If $\Delta H = |H(P_1) - H(P_2)| > \varepsilon,$ the above test can be shown to stop after roughly $\frac{\log m}{(\Delta H)^2}$ samples (upto $\log\log$ terms), and be correct, with probability at least $1-\delta$. With the remaining $\delta$ probability, can stop and identify the wrong distribution has having the higher mean, or can continue until the precomputed sample limit $\log(m)/\varespilon^2$. In the adaptive stopping case, the $(\Delta H)^{-2}$ dependence should be unavoidable. I don't know about the $\log m$, but since $m \sim |\mathcal{X}|/\varepsilon,$ this is not unreasonable. For instance, even with the ridiculous $|\mathcal{X}| = 10^{50}$ and $\varepsilon = 10^{-10},$ this still works out to only $60 \log 10 \approx 200,$ which is quite reasonable.

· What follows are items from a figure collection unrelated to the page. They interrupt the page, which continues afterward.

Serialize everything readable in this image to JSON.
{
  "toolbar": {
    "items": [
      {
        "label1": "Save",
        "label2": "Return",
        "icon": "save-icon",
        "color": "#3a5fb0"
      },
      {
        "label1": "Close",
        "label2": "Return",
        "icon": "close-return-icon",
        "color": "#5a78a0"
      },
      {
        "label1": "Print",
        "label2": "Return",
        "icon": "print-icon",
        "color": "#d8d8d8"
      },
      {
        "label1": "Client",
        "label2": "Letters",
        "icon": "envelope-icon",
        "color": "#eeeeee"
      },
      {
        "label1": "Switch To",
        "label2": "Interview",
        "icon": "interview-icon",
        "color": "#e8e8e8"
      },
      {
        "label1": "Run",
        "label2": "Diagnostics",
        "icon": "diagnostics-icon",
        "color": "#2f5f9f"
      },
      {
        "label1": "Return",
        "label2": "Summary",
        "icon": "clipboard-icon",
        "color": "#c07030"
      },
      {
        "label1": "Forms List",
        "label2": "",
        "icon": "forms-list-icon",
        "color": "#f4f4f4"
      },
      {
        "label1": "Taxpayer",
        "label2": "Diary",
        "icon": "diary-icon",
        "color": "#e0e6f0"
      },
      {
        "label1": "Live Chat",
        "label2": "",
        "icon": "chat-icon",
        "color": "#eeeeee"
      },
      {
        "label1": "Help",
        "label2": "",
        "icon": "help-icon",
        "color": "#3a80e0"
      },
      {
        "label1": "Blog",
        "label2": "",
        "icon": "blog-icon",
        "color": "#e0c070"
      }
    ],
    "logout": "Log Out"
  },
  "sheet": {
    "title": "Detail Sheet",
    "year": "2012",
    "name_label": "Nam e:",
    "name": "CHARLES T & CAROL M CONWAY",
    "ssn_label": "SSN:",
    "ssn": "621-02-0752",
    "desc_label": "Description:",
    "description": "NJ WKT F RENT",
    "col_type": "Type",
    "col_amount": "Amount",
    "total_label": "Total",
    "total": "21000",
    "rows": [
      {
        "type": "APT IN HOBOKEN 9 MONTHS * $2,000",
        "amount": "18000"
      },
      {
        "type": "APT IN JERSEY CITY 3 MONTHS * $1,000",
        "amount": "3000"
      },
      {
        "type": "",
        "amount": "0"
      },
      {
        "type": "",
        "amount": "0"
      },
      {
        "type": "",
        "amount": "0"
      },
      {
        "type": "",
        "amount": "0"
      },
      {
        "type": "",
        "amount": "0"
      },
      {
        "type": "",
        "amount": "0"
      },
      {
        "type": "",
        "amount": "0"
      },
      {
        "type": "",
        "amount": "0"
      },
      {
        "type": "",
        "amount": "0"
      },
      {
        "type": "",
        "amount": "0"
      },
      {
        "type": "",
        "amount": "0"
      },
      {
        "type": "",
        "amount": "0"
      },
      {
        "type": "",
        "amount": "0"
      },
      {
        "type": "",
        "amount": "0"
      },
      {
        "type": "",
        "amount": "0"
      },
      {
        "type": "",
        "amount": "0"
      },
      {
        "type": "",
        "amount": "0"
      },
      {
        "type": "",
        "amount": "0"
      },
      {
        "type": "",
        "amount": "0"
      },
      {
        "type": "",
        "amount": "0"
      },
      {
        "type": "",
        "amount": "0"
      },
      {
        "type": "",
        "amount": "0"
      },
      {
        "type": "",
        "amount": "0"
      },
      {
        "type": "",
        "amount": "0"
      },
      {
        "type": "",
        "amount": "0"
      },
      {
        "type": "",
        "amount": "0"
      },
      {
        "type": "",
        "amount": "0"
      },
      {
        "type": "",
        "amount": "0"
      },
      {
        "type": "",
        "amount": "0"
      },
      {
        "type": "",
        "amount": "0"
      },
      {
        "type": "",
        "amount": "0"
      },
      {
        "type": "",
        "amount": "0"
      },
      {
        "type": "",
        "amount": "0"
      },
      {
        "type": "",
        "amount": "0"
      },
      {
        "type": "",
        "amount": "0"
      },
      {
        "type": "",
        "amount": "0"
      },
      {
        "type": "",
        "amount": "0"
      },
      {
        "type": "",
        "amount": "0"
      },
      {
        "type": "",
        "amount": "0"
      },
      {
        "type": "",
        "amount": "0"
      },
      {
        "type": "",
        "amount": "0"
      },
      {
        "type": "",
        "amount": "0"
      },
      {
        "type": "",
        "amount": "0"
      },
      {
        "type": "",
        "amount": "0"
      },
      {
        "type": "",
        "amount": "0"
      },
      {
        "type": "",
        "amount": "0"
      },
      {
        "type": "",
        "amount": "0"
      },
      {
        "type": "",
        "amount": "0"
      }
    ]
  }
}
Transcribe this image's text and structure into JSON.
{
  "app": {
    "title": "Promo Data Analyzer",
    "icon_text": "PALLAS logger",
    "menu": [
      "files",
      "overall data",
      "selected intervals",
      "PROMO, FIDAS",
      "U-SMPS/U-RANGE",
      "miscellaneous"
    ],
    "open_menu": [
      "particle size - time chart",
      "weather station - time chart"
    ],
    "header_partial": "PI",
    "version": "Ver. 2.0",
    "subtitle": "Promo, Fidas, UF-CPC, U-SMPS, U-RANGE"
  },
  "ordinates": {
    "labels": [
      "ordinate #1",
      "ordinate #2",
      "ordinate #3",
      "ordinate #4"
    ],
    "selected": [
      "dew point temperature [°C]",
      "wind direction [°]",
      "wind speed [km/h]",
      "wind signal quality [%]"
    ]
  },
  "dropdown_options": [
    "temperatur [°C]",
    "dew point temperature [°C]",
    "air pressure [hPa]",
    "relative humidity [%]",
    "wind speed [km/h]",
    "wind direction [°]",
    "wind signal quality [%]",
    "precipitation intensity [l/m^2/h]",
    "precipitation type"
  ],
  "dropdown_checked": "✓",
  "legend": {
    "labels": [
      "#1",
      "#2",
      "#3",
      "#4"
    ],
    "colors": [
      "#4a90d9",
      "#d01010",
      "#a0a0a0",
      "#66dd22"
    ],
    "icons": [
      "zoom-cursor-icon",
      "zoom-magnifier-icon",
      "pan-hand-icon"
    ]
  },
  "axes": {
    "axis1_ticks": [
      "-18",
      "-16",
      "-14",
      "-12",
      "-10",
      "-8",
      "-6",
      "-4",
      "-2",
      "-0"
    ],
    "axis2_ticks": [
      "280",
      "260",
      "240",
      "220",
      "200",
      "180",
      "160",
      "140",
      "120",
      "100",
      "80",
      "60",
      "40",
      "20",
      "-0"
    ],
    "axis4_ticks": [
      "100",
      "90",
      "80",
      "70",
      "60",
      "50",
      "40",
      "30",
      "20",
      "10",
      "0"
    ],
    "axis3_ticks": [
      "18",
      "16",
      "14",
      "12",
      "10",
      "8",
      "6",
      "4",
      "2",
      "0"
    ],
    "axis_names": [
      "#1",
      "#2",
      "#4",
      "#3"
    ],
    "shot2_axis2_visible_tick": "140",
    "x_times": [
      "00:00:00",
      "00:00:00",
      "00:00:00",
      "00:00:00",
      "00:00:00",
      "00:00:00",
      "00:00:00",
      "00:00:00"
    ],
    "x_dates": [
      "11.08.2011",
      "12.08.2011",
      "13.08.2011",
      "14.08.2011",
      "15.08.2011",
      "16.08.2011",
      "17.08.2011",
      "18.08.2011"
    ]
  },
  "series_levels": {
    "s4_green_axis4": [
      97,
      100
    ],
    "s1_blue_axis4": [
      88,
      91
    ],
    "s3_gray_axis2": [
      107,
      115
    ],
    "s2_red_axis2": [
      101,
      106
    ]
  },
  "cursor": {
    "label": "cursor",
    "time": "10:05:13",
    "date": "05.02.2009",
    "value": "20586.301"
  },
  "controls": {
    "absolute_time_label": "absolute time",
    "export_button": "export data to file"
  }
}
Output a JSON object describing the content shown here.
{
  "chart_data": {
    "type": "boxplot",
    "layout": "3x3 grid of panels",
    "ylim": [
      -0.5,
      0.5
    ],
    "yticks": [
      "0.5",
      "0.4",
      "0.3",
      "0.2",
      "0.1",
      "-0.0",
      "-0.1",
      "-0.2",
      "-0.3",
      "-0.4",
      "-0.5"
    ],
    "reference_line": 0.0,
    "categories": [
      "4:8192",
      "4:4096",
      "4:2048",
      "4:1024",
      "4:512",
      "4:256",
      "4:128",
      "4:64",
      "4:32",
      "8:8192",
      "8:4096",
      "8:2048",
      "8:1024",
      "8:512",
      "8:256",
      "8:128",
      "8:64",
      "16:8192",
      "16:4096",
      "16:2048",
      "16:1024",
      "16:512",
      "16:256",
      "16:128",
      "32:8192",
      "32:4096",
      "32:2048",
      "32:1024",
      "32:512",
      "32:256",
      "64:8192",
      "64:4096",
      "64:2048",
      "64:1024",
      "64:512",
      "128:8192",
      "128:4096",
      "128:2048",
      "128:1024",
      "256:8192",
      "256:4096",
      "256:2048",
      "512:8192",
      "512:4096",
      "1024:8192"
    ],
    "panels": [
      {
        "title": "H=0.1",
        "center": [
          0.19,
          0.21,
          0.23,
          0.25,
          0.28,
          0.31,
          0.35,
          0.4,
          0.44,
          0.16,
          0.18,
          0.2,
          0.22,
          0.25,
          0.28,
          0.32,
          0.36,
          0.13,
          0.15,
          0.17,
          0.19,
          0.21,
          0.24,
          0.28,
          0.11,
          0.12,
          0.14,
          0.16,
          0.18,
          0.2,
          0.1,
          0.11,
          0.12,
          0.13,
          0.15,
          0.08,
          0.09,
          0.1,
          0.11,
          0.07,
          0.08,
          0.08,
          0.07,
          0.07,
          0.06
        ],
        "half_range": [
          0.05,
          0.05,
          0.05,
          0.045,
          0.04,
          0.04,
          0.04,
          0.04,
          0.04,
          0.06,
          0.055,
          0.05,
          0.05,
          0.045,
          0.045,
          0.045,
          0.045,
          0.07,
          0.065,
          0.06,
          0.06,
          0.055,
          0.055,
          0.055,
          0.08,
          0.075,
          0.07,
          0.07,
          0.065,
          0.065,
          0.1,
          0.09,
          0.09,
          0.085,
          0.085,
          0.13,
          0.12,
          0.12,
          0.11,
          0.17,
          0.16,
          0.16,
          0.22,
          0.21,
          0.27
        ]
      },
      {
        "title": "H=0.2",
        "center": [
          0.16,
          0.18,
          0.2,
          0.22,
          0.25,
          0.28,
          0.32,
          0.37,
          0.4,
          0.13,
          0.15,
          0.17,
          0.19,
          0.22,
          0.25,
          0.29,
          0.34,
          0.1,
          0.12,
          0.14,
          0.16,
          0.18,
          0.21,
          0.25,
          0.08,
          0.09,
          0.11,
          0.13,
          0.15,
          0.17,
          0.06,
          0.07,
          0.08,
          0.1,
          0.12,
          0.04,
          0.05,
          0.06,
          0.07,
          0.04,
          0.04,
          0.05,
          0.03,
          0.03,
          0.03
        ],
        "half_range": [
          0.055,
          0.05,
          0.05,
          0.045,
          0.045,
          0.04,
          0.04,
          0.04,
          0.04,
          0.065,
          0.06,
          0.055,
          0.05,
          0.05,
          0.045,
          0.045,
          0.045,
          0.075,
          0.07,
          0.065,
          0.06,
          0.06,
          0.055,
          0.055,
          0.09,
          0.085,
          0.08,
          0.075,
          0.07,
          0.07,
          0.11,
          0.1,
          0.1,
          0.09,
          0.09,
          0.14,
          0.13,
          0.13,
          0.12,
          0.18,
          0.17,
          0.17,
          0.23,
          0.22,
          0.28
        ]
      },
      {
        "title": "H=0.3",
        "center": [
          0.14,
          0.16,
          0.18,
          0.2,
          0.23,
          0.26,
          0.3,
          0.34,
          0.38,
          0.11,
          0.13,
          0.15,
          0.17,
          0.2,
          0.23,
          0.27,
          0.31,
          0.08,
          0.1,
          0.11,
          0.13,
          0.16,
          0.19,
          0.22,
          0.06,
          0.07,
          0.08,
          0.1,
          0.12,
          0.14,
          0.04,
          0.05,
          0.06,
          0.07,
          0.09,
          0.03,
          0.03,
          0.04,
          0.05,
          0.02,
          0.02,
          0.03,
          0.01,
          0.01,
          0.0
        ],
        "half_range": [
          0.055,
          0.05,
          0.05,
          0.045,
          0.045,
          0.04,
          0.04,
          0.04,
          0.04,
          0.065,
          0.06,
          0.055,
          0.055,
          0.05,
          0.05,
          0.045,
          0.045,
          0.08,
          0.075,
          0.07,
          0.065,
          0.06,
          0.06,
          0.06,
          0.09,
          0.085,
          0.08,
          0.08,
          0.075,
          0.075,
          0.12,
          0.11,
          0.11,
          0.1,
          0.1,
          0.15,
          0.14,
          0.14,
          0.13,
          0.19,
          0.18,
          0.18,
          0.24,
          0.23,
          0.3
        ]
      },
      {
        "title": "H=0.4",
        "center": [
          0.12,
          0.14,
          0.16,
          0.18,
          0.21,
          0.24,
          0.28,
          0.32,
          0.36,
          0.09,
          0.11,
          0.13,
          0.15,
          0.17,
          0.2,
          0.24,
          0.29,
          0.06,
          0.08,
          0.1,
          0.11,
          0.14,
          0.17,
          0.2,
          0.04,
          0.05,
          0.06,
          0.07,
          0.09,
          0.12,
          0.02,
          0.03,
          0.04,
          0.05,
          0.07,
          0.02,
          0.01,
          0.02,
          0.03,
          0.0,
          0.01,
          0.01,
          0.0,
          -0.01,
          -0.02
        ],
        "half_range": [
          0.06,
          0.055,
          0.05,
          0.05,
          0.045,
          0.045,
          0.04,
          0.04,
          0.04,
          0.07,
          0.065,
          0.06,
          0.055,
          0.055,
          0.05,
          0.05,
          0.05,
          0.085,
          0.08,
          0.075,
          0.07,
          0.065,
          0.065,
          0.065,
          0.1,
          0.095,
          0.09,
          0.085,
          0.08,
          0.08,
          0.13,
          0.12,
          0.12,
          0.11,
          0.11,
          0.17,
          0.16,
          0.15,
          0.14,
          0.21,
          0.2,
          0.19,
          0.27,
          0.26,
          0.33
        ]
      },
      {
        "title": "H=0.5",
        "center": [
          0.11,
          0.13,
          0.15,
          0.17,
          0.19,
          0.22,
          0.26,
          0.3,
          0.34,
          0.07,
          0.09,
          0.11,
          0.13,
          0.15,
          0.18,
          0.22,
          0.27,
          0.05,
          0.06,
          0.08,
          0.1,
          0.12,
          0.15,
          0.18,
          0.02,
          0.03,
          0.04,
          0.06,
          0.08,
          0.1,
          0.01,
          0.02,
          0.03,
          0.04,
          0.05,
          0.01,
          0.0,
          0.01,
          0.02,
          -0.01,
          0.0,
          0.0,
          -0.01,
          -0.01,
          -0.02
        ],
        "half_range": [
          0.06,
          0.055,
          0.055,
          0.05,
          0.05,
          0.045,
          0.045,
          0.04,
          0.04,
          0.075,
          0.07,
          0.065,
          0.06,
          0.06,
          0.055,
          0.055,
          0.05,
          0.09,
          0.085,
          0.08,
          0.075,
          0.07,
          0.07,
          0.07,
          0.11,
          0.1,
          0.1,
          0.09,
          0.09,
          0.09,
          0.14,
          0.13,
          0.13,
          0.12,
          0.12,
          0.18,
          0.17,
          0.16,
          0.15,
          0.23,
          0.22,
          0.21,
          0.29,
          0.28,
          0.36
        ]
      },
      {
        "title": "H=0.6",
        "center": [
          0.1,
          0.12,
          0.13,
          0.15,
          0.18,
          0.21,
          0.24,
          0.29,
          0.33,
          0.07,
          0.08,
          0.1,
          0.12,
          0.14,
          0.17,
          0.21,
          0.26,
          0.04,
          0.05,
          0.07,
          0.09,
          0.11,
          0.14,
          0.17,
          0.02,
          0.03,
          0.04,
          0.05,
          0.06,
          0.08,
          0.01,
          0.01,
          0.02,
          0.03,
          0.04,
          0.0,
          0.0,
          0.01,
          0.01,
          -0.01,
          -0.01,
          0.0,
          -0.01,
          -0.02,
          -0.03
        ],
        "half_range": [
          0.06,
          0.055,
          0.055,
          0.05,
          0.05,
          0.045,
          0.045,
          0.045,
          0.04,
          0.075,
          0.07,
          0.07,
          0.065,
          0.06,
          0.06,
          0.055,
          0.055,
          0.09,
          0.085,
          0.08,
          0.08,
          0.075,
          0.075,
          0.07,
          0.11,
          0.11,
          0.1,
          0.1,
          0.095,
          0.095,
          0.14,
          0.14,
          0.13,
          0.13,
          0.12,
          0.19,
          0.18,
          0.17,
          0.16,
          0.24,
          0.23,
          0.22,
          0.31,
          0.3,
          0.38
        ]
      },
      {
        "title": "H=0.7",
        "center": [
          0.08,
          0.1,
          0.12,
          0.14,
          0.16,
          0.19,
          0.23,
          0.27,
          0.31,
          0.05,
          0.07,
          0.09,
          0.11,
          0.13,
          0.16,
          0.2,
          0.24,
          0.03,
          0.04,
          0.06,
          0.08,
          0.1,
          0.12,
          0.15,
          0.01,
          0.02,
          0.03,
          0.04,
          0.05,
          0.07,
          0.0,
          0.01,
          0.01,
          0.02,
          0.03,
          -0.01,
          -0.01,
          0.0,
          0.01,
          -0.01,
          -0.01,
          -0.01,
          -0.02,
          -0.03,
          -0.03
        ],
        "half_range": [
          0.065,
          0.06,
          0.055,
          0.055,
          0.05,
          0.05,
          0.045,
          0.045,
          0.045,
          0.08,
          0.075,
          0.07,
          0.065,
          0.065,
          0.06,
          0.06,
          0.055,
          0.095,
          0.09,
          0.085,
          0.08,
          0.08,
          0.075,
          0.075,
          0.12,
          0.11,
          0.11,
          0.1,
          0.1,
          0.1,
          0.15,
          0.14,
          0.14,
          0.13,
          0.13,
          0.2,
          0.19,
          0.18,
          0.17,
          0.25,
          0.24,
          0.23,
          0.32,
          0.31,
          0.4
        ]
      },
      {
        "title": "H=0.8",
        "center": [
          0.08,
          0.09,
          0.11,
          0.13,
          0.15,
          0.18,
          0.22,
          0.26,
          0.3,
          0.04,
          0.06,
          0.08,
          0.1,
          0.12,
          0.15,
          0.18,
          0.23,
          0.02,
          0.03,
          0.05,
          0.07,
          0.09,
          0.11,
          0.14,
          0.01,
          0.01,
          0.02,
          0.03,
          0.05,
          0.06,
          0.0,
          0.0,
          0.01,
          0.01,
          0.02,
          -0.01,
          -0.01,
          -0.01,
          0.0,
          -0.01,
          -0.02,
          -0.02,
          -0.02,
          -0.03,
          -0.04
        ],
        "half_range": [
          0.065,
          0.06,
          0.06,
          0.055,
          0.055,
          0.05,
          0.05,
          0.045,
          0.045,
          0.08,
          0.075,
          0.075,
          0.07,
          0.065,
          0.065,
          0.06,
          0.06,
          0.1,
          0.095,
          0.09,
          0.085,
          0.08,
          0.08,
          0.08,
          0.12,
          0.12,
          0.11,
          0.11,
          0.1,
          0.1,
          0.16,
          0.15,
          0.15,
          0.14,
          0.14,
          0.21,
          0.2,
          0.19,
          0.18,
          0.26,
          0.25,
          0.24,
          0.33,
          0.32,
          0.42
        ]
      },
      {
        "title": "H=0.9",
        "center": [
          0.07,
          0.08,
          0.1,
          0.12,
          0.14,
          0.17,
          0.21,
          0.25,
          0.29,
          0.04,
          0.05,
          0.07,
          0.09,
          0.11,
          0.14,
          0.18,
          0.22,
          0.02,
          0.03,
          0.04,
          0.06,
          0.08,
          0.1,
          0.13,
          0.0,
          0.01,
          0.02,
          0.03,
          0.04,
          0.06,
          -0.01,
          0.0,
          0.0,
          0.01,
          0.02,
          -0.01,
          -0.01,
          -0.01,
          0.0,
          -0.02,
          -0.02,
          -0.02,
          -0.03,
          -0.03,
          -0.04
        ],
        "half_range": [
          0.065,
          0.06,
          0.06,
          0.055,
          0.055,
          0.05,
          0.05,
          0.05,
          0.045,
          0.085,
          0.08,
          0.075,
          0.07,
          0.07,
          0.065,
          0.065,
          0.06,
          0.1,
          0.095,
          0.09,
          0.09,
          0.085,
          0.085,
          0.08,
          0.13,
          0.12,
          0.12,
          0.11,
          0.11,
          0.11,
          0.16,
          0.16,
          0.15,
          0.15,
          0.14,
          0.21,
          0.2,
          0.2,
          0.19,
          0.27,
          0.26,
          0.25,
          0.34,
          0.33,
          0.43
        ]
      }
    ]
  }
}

It may be possible to further reduce this by setting $m$ adaptively as more samples are drawn.

Further, this test may be potentially wasteful for another reason: under the hood, it computes confidence bounds for $H(P_1)$ and $H(P_2)$ separately, and stops when these separate. However, it may be possible to directly build confidence bounds for $H(P_1) - H(P_2)$ (for instance, by studying clipped variants of $D_n = \frac{1}{n} \sum_i \log P_1(X_i) - \frac{P_2(X_i)}{P_1(X_1)} \log P_2(X_i),$ where $X_i \sim P_1$ always). I'll leave it to you to explore such possibilities.